LinkedIn: A Growing Enterprise
What is LinkedIn? It is the world’s largest professional network with over 40 million members and growing rapidly. LinkedIn connects you to your trusted contacts and helps you exchange knowledge, ideas, and opportunities with a broader network of professionals. Why should you join? First it can help establish your professional network. LinkedIn gives you the keys to controlling your online identity. Have you Googled yourself lately? You never know what may come up. LinkedIn profiles rise to the top of search results, letting you control the first impression people get when searching for you online. Well watch this video and it will explain.

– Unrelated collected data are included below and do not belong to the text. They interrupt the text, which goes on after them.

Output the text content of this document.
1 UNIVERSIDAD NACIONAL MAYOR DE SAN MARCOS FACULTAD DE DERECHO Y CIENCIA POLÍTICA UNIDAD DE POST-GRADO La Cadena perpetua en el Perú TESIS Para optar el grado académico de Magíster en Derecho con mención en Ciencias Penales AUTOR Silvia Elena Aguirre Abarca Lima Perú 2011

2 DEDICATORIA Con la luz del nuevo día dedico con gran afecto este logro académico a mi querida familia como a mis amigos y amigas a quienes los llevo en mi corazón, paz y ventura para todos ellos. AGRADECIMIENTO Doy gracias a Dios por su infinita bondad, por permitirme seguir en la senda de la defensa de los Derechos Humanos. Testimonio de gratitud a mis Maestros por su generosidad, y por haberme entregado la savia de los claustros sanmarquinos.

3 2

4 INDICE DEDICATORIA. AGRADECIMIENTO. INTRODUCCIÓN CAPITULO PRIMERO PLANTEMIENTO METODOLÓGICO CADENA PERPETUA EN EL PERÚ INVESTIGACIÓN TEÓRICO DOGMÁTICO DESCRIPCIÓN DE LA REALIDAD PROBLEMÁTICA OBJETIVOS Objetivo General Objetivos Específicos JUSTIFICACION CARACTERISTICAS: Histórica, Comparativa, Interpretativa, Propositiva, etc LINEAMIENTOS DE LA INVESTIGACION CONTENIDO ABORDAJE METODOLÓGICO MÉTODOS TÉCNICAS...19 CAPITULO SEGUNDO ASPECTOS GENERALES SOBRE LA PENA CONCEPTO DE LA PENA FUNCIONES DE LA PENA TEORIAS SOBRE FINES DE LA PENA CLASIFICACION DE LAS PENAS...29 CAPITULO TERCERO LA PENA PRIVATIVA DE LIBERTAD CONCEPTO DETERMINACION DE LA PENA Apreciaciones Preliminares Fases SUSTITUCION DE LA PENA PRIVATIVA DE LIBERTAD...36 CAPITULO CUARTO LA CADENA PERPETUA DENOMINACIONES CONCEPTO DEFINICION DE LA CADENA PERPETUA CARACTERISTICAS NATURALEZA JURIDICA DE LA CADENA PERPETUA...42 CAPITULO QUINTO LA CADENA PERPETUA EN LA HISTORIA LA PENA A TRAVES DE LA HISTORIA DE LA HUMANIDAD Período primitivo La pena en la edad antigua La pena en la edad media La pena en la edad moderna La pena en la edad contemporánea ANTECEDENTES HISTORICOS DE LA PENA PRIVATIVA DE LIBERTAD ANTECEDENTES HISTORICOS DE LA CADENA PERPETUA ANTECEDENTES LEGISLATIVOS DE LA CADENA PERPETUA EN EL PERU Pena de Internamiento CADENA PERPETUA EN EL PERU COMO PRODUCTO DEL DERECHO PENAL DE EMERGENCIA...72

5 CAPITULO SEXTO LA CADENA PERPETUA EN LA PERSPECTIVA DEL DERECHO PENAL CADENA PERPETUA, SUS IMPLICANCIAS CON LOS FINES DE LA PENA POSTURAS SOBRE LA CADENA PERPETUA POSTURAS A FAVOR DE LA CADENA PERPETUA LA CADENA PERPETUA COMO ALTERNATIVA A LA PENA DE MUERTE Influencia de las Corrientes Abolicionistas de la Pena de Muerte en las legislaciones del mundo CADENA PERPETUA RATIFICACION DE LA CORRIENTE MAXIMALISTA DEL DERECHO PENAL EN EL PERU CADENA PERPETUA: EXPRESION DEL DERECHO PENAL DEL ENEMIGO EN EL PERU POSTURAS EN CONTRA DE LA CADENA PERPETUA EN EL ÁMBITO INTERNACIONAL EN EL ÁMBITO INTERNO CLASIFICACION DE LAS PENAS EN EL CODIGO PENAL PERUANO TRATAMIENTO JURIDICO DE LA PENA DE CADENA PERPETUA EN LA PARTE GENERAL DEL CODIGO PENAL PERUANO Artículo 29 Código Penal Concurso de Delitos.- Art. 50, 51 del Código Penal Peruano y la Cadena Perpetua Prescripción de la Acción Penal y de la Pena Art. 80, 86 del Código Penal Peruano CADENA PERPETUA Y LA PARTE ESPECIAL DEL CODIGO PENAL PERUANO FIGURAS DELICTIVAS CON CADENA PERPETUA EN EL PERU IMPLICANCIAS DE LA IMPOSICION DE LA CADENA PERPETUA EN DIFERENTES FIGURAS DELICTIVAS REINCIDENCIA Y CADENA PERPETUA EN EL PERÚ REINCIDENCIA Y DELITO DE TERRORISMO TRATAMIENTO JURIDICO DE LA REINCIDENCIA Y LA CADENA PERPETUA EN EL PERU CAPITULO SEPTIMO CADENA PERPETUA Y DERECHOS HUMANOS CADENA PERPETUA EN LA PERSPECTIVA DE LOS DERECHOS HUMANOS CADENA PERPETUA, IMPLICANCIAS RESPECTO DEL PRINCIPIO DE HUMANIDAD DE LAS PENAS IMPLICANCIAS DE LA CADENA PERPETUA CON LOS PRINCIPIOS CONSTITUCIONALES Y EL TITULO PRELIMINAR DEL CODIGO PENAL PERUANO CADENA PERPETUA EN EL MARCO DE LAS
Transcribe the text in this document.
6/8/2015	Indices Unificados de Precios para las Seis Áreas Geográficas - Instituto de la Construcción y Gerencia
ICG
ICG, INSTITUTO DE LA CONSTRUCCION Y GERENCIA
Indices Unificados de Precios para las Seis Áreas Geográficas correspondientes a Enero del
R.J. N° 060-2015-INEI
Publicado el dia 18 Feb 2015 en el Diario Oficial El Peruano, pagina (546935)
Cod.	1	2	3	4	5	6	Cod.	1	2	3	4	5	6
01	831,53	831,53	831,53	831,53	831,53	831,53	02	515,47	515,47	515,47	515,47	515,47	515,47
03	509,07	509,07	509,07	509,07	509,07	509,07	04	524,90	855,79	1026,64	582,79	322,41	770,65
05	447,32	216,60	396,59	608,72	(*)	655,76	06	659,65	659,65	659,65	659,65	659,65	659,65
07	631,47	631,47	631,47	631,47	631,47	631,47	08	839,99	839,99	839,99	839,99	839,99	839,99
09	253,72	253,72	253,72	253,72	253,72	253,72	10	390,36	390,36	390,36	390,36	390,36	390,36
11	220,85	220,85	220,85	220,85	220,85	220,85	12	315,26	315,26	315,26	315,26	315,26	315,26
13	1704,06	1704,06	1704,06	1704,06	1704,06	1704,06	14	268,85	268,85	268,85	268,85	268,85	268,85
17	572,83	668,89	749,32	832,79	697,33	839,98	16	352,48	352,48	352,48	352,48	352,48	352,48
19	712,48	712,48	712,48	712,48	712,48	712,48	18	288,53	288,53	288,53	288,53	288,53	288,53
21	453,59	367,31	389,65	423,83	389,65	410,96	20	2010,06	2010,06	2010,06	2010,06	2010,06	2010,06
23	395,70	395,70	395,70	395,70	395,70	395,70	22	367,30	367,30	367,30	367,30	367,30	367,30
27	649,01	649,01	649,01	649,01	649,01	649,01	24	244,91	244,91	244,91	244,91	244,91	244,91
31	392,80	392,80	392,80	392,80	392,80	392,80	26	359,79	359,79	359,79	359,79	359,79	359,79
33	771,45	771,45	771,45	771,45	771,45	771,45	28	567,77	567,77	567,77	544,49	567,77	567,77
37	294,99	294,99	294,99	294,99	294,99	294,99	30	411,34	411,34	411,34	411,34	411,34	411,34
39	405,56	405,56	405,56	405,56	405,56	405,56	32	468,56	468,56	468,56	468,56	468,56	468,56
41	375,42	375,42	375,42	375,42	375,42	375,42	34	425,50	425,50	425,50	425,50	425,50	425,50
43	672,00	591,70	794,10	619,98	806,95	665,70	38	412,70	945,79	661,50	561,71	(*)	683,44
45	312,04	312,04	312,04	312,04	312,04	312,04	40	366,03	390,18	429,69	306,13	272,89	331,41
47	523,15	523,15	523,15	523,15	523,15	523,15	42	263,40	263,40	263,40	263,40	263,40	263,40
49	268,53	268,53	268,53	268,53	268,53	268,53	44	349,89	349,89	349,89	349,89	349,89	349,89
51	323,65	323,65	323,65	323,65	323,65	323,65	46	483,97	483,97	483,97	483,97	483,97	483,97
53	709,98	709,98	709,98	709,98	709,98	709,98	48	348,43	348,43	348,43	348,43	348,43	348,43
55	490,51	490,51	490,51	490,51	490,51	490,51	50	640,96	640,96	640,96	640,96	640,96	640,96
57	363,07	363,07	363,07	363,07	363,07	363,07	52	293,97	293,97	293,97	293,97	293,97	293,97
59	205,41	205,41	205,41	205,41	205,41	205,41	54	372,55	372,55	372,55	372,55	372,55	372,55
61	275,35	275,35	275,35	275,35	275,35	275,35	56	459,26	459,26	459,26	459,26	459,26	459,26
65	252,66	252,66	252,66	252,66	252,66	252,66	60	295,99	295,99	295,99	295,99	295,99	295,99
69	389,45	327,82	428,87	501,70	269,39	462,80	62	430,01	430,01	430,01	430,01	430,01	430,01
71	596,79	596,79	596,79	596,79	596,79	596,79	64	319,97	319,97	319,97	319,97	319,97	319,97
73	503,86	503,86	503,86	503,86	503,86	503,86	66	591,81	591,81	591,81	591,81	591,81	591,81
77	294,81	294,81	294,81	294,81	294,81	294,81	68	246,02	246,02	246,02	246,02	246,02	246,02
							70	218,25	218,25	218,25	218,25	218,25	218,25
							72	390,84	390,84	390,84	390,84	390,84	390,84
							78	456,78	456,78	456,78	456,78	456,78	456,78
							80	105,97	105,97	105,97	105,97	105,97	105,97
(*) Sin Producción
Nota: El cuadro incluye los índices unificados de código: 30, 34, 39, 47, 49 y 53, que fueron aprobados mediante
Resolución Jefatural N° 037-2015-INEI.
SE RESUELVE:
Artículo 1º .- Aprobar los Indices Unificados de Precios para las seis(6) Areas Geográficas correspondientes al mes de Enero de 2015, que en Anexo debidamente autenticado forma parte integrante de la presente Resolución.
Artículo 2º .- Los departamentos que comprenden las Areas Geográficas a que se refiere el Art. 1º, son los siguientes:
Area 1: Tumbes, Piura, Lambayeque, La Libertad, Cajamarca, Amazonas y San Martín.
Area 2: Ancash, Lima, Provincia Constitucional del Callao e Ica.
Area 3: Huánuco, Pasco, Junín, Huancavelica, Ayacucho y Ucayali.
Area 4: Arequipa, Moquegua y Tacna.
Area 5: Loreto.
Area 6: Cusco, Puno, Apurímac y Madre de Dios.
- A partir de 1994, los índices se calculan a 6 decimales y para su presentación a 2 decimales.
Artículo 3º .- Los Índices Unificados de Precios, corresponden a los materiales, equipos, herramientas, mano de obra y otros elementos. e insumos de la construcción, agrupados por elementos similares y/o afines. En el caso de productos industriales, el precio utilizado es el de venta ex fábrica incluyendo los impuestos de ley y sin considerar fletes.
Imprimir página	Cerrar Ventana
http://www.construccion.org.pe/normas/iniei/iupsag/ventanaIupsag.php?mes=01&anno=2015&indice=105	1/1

Well why should you be following this? Because LinkedIn is about to take off to new levels. With the confirmation of Jeff Weiner as CEO of LinkedIn the company now has the pieces in place to launch their IPO. Due to the recent strong showings in the IPOs of OpenTable (OPEN) and Solar Winds (SWI), LinkedIn thinks the timing is right to make the jump and lead the company to the next level. Currently LinkedIn’s cash on hand situation is fine as they have no immediate needs for capital. They still have roughly around $50m of the $100m they raised privately. Last year LinkedIn was profitable and they expect better results in 2009 and looking forward. They have 42m members with another 2m joining every month and they just recently started to promite the site international with raving results. That is where the IPO comes into play. To expand to the point the company forsees and grow internationally more capital is necessary and I think finding invesotrs shouldn’t be hard. In 2008, LinkedIn met its target revenue of $100m and expects to double that number in 2009 poising it for a strong future. The great part of LinkedIn is the company isn’t based soley on advertising like many social networking sites. Many business professionals bay extra subscription fees to get bonus advantages to help promote themsleves and further their career. Even with the downturn, I like LinkedIn a lot as an IPO play and have high hopes for the company. Another noteworthy point is with the current tech rally, we could see a rapid pace of start-up tech IPOs throughout the year and it looks like LinkedIn will be leading the group.